Andrew e Ben a postos, tal como haviam feito no Optimus Alive!, cantavam lado a lado. Andrew limpou inclusive suor da testa do teclista que agora fascinava de guitarra eléctrica em mãos. O recinto saltava como se não houvesse amanhã, como se todos ali fossem crianças de novo, por 5 minutos. E isso não sabe tão bem?
Mas o que soube ainda melhor foi “Brian Eno” ter-se-lhe seguido. A homenagem da banda ao artista – que outra palavra usar para reunir tudo o que Eno é? – não só evidencia as suas admirações como desejos íntimos: «We're always one step behind him, he's Brian Eno.

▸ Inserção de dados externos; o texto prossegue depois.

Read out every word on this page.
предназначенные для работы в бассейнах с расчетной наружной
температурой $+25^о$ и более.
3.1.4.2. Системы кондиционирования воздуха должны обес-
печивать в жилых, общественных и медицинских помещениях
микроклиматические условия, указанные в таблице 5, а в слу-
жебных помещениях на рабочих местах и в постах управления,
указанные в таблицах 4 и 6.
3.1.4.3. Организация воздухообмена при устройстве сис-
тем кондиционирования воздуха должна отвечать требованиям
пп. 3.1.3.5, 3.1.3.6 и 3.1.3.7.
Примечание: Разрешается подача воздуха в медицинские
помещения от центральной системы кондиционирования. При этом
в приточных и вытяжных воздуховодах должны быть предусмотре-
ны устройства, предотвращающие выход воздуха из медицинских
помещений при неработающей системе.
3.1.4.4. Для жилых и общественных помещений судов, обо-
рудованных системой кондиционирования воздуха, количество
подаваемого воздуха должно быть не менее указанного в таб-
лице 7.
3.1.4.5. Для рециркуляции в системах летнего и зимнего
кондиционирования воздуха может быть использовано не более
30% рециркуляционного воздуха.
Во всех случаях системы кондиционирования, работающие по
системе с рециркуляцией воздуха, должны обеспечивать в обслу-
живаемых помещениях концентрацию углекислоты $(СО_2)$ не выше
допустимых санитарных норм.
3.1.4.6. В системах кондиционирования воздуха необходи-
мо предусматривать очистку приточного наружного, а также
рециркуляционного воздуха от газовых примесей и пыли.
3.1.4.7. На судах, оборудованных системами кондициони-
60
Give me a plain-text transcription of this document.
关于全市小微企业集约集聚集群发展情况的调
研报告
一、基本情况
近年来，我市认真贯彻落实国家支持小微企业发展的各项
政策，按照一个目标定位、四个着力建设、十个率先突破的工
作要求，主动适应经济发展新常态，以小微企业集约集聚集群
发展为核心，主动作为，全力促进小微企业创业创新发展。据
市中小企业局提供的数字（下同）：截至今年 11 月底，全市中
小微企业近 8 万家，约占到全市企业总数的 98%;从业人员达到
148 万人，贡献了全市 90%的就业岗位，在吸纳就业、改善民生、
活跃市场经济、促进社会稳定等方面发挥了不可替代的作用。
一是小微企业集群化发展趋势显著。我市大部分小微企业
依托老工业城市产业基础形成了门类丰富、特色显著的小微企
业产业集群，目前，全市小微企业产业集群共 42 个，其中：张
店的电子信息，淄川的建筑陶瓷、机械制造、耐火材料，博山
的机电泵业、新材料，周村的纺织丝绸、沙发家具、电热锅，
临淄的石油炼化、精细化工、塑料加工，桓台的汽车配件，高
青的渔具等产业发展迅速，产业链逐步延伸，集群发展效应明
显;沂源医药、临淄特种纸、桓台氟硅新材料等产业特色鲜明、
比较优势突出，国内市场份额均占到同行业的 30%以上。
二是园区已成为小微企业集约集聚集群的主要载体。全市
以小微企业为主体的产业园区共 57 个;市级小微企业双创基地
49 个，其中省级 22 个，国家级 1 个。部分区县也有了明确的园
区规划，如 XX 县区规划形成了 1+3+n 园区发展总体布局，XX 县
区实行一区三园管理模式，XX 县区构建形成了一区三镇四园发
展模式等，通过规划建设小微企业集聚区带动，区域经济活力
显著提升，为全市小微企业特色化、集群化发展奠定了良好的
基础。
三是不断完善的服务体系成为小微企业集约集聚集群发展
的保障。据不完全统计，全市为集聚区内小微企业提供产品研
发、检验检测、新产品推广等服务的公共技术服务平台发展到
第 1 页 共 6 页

Brian Eno!». Antes dos últimos acordes, Andrew agradeceu a todos por terem vindo e tornado o espectáculo óptimo. A música terminou e a banda saiu.
Poucos minutos depois, estavam de volta. Andrew voltou a agradecer e elogiar o público por cantar tão bem. Isto porque durante o encore, só se ouviu… adivinharam: “Kids”! Com mais duas músicas para encher o ouvido, “The Handshake” foi a primeira. Palavras para quê? Os MGMT sabem o que fazem quando entram num estúdio, quando pisam um palco, quando tocam os instrumentos e quanto nos deliciam durante 10 minutos seguidos com instrumentais de mestre.
Para o fim, haveria melhor opção que “Congratulations”? Claro que não. A palavra era entoada pelos fãs de forma intensa, num agradecimento por mais um concerto assombroso. De sorriso nos lábios, a banda abandonou o palco então de vez, depois da dose de alucinação (no bom sentido) que havia proporcionado. Não é impossível de todo que alguém tenha passado na rua e tenha visto o Campo Pequeno a planar no ar sob um céu pintado com as cores do arco-íris, onde golfinhos com asas saltavam por entre nuvens que choviam gotas brilhantes multicolores.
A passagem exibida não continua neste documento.